The paper concentrates on the model test techniques which were developed specifically for this project but which will have implications to other vessel types. The tests were of two kinds: measurement of the wind forces and moments on a sailing vessel; and investigation of the response of sailing vessels to gusts of wind.
For the force and moment measurements models were mounted in a tank of water on a six component balance and tested in a large boundary layer wind tunnel. Previous tests in wind tunnels have always concentrated on performance and the heeling moments have not normally been measured correctly. As the measurements of heeling moment at a range of heel angles was of prime importance a new balance and mounting system was developed which enabled the above water part of the vessel to be modelled correctly, the underwater part to be unaffected by the wind, and the interface to be correctly represented without interference. Various effects were investigated including rig type, sheeting, heading, heel angle and wind gradient.
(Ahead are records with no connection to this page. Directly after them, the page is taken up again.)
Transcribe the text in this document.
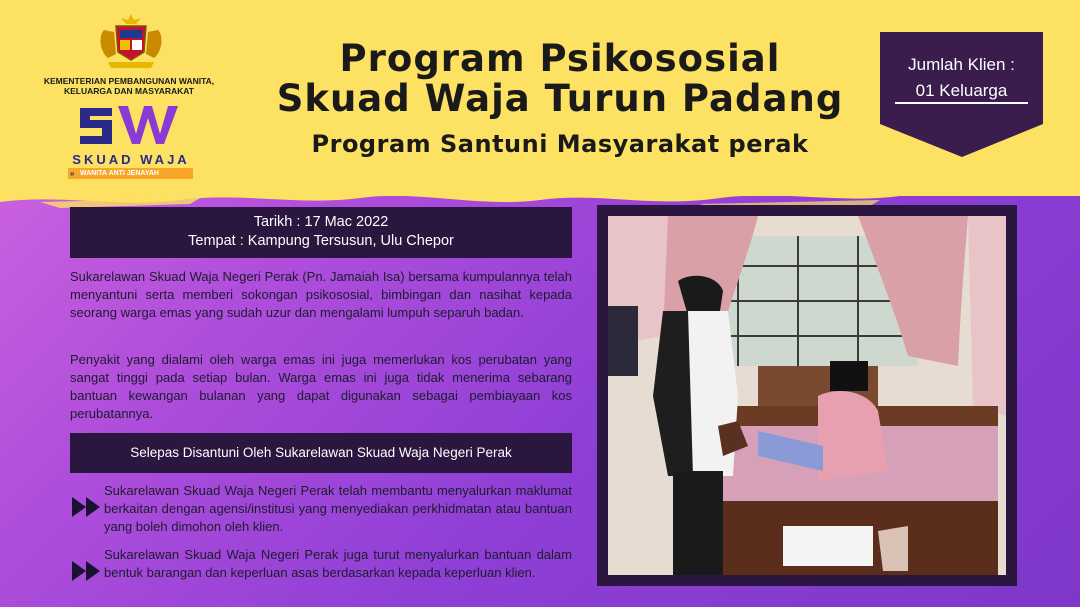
KEMENTERIAN PEMBANGUNAN WANITA, KELUARGA DAN MASYARAKAT
SKUAD WAJA
» WANITA ANTI JENAYAH
Program Psikososial
Skuad Waja Turun Padang
Program Santuni Masyarakat perak
Jumlah Klien :
01 Keluarga
Tarikh : 17 Mac 2022
Tempat : Kampung Tersusun, Ulu Chepor
Sukarelawan Skuad Waja Negeri Perak (Pn. Jamaiah Isa) bersama kumpulannya telah menyantuni serta memberi sokongan psikososial, bimbingan dan nasihat kepada seorang warga emas yang sudah uzur dan mengalami lumpuh separuh badan.
Penyakit yang dialami oleh warga emas ini juga memerlukan kos perubatan yang sangat tinggi pada setiap bulan. Warga emas ini juga tidak menerima sebarang bantuan kewangan bulanan yang dapat digunakan sebagai pembiayaan kos perubatannya.
Selepas Disantuni Oleh Sukarelawan Skuad Waja Negeri Perak
Sukarelawan Skuad Waja Negeri Perak telah membantu menyalurkan maklumat berkaitan dengan agensi/institusi yang menyediakan perkhidmatan atau bantuan yang boleh dimohon oleh klien.
Sukarelawan Skuad Waja Negeri Perak juga turut menyalurkan bantuan dalam bentuk barangan dan keperluan asas berdasarkan kepada keperluan klien.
The gust response tests were conducted with Froude scaled models floating in a pond set in the wind tunnel floor. A mechanism was installed in the tunnel which enabled gusts of various characteristics to be generated, and the roll response of the models was measured with a gyroscope. These tests provided information on the effects of inertia, damping, rolling and the characteristics of the gust.
Sample results are presented to illustrate the uses to which these techniques have been put.